I had the same experience, but affecting the plate piece. I think I'll fix it with CA glue, though I'm also considering using cura's "horizontal expansion" parameter to just print one that should be a better friction fit.

Its pretty tight as is. But feel free to use a touch of cyanocrylate to make it more permanent. So. No. It doesn't "just spin".

mine sure does just spin. I was planning on a putting a pin though, so it could be taken apart, but if there was a key/notch it would be simpler. Just a suggestion, take or leave, I've already printed mine.

None of mine needed a pin or glue or anything. Enough friction to hold it together and take apart easily. But I suppose differences in printers could make a difference. If I crack open the design again any time, I'll see about adding some kind of key or other better fixer - and perhaps an air lock (a previous suggestion). Thanks. You may also want to clean the threads up on the raise/lower mechanism so it moves easily.

Nice work, this really shows off what is possible with 3D printing: interfacing with real-world objects, close-fitting parts, working threads (both internal and external). I printed in ABS and it turned out perfectly. I may go back and coat the plunger piece with something to make it officially food-safe, but for now I'm just happy to look at it and let people see that cool working parts can be made.

Thanks! glad you like it!

Nicely done -- and thanks for sharing! I assume these do not prevent oxygen from reaching the jar contents like the various air lock lid designs. Has this been a problem for you at all (mold, etc.)?
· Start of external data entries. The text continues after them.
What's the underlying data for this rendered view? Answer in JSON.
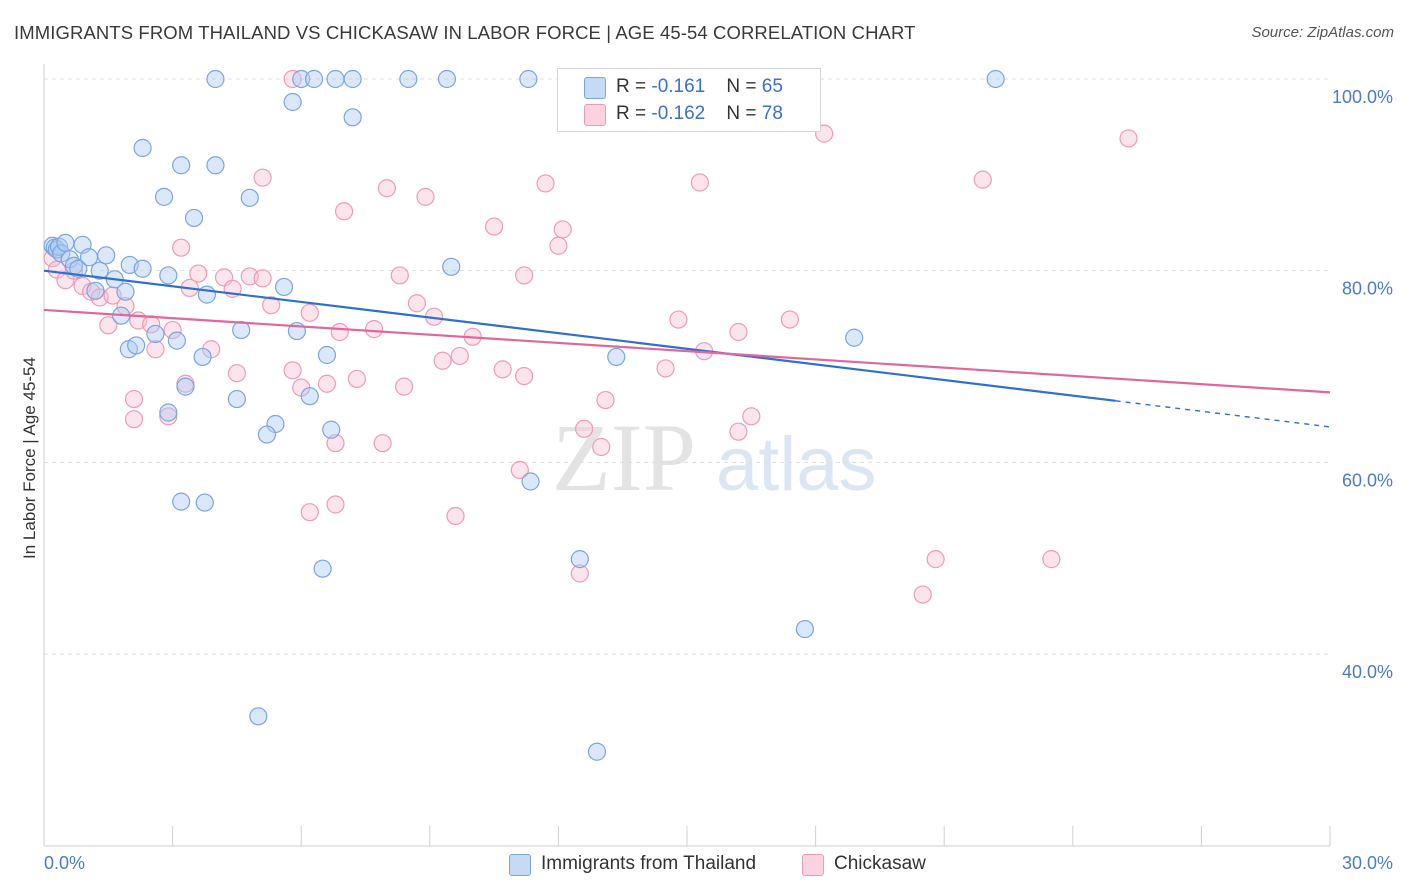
{
  "title": "IMMIGRANTS FROM THAILAND VS CHICKASAW IN LABOR FORCE | AGE 45-54 CORRELATION CHART",
  "source": "Source: ZipAtlas.com",
  "watermark": {
    "part1": "ZIP",
    "part2": "atlas"
  },
  "legend_top": {
    "rows": [
      {
        "r_label": "R = ",
        "r_value": "-0.161",
        "n_label": "N = ",
        "n_value": "65"
      },
      {
        "r_label": "R = ",
        "r_value": "-0.162",
        "n_label": "N = ",
        "n_value": "78"
      }
    ]
  },
  "colors": {
    "blue_fill": "#aecbf2",
    "blue_edge": "#7ba4e0",
    "blue_line": "#2f6fd0",
    "pink_fill": "#f7c3d4",
    "pink_edge": "#ec9bb6",
    "pink_line": "#e0679a",
    "tick_text": "#4a7cc9",
    "grid": "#dddddd"
  },
  "chart_data": {
    "type": "scatter",
    "xlabel": "",
    "ylabel": "In Labor Force | Age 45-54",
    "xlim": [
      0,
      30
    ],
    "ylim": [
      20,
      102
    ],
    "x_tick_labels": [
      "0.0%",
      "30.0%"
    ],
    "y_ticks": [
      40,
      60,
      80,
      100
    ],
    "y_tick_labels": [
      "40.0%",
      "60.0%",
      "80.0%",
      "100.0%"
    ],
    "grid": "horizontal dashed",
    "series": [
      {
        "name": "Immigrants from Thailand",
        "color": "#aecbf2",
        "trend": {
          "x0": 0.0,
          "y0": 80.0,
          "x1": 30.0,
          "y1": 63.7,
          "solid_until_x": 25.0
        },
        "points": [
          [
            0.2,
            82.6
          ],
          [
            0.25,
            82.4
          ],
          [
            0.3,
            82.2
          ],
          [
            0.35,
            82.5
          ],
          [
            0.4,
            81.8
          ],
          [
            0.5,
            82.9
          ],
          [
            0.6,
            81.2
          ],
          [
            0.7,
            80.5
          ],
          [
            0.9,
            82.7
          ],
          [
            0.8,
            80.2
          ],
          [
            1.05,
            81.4
          ],
          [
            1.3,
            80.0
          ],
          [
            1.45,
            81.6
          ],
          [
            1.65,
            79.1
          ],
          [
            2.0,
            80.6
          ],
          [
            2.3,
            80.2
          ],
          [
            2.9,
            79.5
          ],
          [
            1.2,
            77.9
          ],
          [
            1.9,
            77.8
          ],
          [
            3.8,
            77.5
          ],
          [
            5.6,
            78.3
          ],
          [
            1.8,
            75.3
          ],
          [
            2.6,
            73.4
          ],
          [
            3.1,
            72.7
          ],
          [
            4.6,
            73.8
          ],
          [
            5.9,
            73.7
          ],
          [
            1.98,
            71.8
          ],
          [
            2.15,
            72.2
          ],
          [
            3.7,
            71.0
          ],
          [
            6.6,
            71.2
          ],
          [
            13.35,
            71.0
          ],
          [
            3.3,
            67.9
          ],
          [
            4.5,
            66.6
          ],
          [
            6.2,
            66.9
          ],
          [
            2.9,
            65.2
          ],
          [
            5.4,
            64.0
          ],
          [
            6.7,
            63.4
          ],
          [
            5.2,
            62.9
          ],
          [
            3.2,
            55.9
          ],
          [
            3.75,
            55.8
          ],
          [
            11.35,
            58.0
          ],
          [
            12.5,
            49.9
          ],
          [
            6.5,
            48.9
          ],
          [
            17.75,
            42.6
          ],
          [
            5.0,
            33.5
          ],
          [
            12.9,
            29.8
          ],
          [
            2.3,
            92.8
          ],
          [
            3.2,
            91.0
          ],
          [
            4.0,
            91.0
          ],
          [
            2.8,
            87.7
          ],
          [
            3.5,
            85.5
          ],
          [
            4.8,
            87.6
          ],
          [
            5.8,
            97.6
          ],
          [
            7.2,
            96.0
          ],
          [
            4.0,
            100.0
          ],
          [
            6.0,
            100.0
          ],
          [
            6.3,
            100.0
          ],
          [
            6.8,
            100.0
          ],
          [
            7.2,
            100.0
          ],
          [
            8.5,
            100.0
          ],
          [
            9.4,
            100.0
          ],
          [
            11.3,
            100.0
          ],
          [
            22.2,
            100.0
          ],
          [
            9.5,
            80.4
          ],
          [
            18.9,
            73.0
          ]
        ]
      },
      {
        "name": "Chickasaw",
        "color": "#f7c3d4",
        "trend": {
          "x0": 0.0,
          "y0": 75.9,
          "x1": 30.0,
          "y1": 67.3
        },
        "points": [
          [
            0.2,
            81.3
          ],
          [
            0.3,
            80.1
          ],
          [
            0.5,
            79.0
          ],
          [
            0.7,
            80.0
          ],
          [
            0.9,
            78.4
          ],
          [
            1.1,
            77.8
          ],
          [
            1.3,
            77.2
          ],
          [
            1.6,
            77.4
          ],
          [
            1.9,
            76.3
          ],
          [
            2.2,
            74.8
          ],
          [
            2.5,
            74.4
          ],
          [
            3.0,
            73.8
          ],
          [
            3.6,
            79.7
          ],
          [
            4.2,
            79.3
          ],
          [
            4.4,
            78.1
          ],
          [
            4.8,
            79.4
          ],
          [
            5.1,
            79.2
          ],
          [
            5.3,
            76.4
          ],
          [
            3.2,
            82.4
          ],
          [
            1.5,
            74.3
          ],
          [
            6.2,
            75.6
          ],
          [
            6.9,
            73.6
          ],
          [
            7.7,
            73.9
          ],
          [
            8.3,
            79.5
          ],
          [
            8.7,
            76.6
          ],
          [
            9.1,
            75.2
          ],
          [
            10.0,
            73.1
          ],
          [
            11.2,
            79.5
          ],
          [
            12.0,
            82.6
          ],
          [
            12.1,
            84.3
          ],
          [
            3.4,
            78.2
          ],
          [
            3.9,
            71.8
          ],
          [
            2.6,
            71.8
          ],
          [
            2.1,
            66.6
          ],
          [
            2.9,
            64.8
          ],
          [
            3.3,
            68.2
          ],
          [
            4.5,
            69.3
          ],
          [
            5.8,
            69.6
          ],
          [
            6.0,
            67.8
          ],
          [
            6.6,
            68.2
          ],
          [
            7.3,
            68.7
          ],
          [
            8.4,
            67.9
          ],
          [
            9.3,
            70.6
          ],
          [
            9.7,
            71.1
          ],
          [
            10.7,
            69.7
          ],
          [
            11.2,
            69.0
          ],
          [
            13.1,
            66.5
          ],
          [
            14.5,
            69.8
          ],
          [
            14.8,
            74.9
          ],
          [
            15.4,
            71.6
          ],
          [
            16.2,
            73.6
          ],
          [
            17.4,
            74.9
          ],
          [
            16.5,
            64.8
          ],
          [
            16.2,
            63.2
          ],
          [
            12.6,
            63.5
          ],
          [
            13.0,
            61.6
          ],
          [
            6.8,
            62.0
          ],
          [
            7.9,
            62.0
          ],
          [
            11.1,
            59.2
          ],
          [
            6.2,
            54.8
          ],
          [
            6.8,
            55.6
          ],
          [
            9.6,
            54.4
          ],
          [
            12.5,
            48.4
          ],
          [
            20.8,
            49.9
          ],
          [
            20.5,
            46.2
          ],
          [
            23.5,
            49.9
          ],
          [
            2.1,
            64.5
          ],
          [
            7.0,
            86.2
          ],
          [
            8.0,
            88.6
          ],
          [
            8.9,
            87.7
          ],
          [
            10.5,
            84.6
          ],
          [
            11.7,
            89.1
          ],
          [
            15.3,
            89.2
          ],
          [
            21.9,
            89.5
          ],
          [
            18.2,
            94.3
          ],
          [
            25.3,
            93.8
          ],
          [
            5.1,
            89.7
          ],
          [
            5.8,
            100.0
          ]
        ]
      }
    ]
  },
  "bottom_legend": {
    "items": [
      {
        "label": "Immigrants from Thailand"
      },
      {
        "label": "Chickasaw"
      }
    ]
  }
}
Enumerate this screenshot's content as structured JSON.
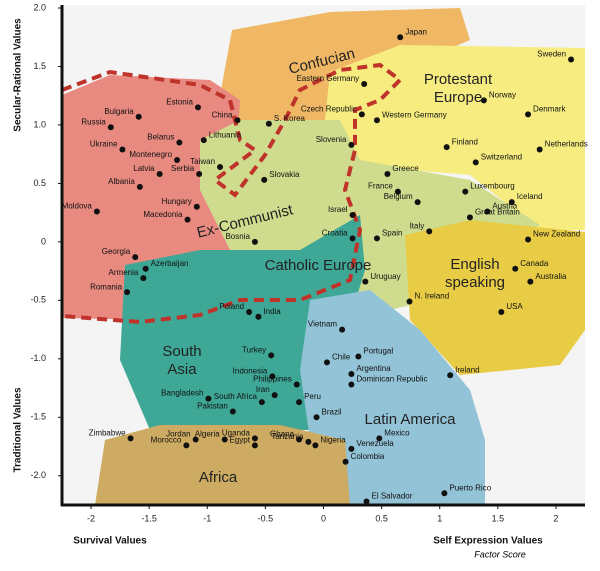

What's your basic process?

CLine, you're thinking of fermenting, which is a different process than simple pickling. Produce soaked in vinegar doesn't have the same mold issues that a saltwater brine would offer.

These don't actually have an airlock design in them. The screw hole in top should be slightly loose, so it is enough to let gasses escape and minimize convection of other air (and baddies) into the jar. Pretty much the same theory as the ones I've bought in the local Japanese grocer. It's not ideal, especially for anything that needs to ferment in warmer places for longer times, I suppose. For a short pickle that can be done in the fridge, it's been great. I've had great luck with things like Japanese shiozuke (salt cured), kimchee, etc. My luck with sauerkraut has not been so good... no mold... just nothing.

My process?

  • Disassemble and sterilize everything first (weak bleach, hot water... or vodka...)
  • Follow whatever pickle recipe and dump in the jar so it doesn't go up more than about 2/3rd to the top.
  • Put it in the fridge and don't mess with it, except to slightly agitate and twist the top to push the plunger down, until things are ready. Usually 2-3 days for my preferred cuke, turnip, and cabbage salt cured mix.

If you want to do it outside the fridge, do it at your own risk. I think I might make a second design of this eventually that removes the knob on the top and replaces it with a bubbler-type airlock... weaken and lengthen the spring "piston" so that it doesn't need as much (or any) adjusting.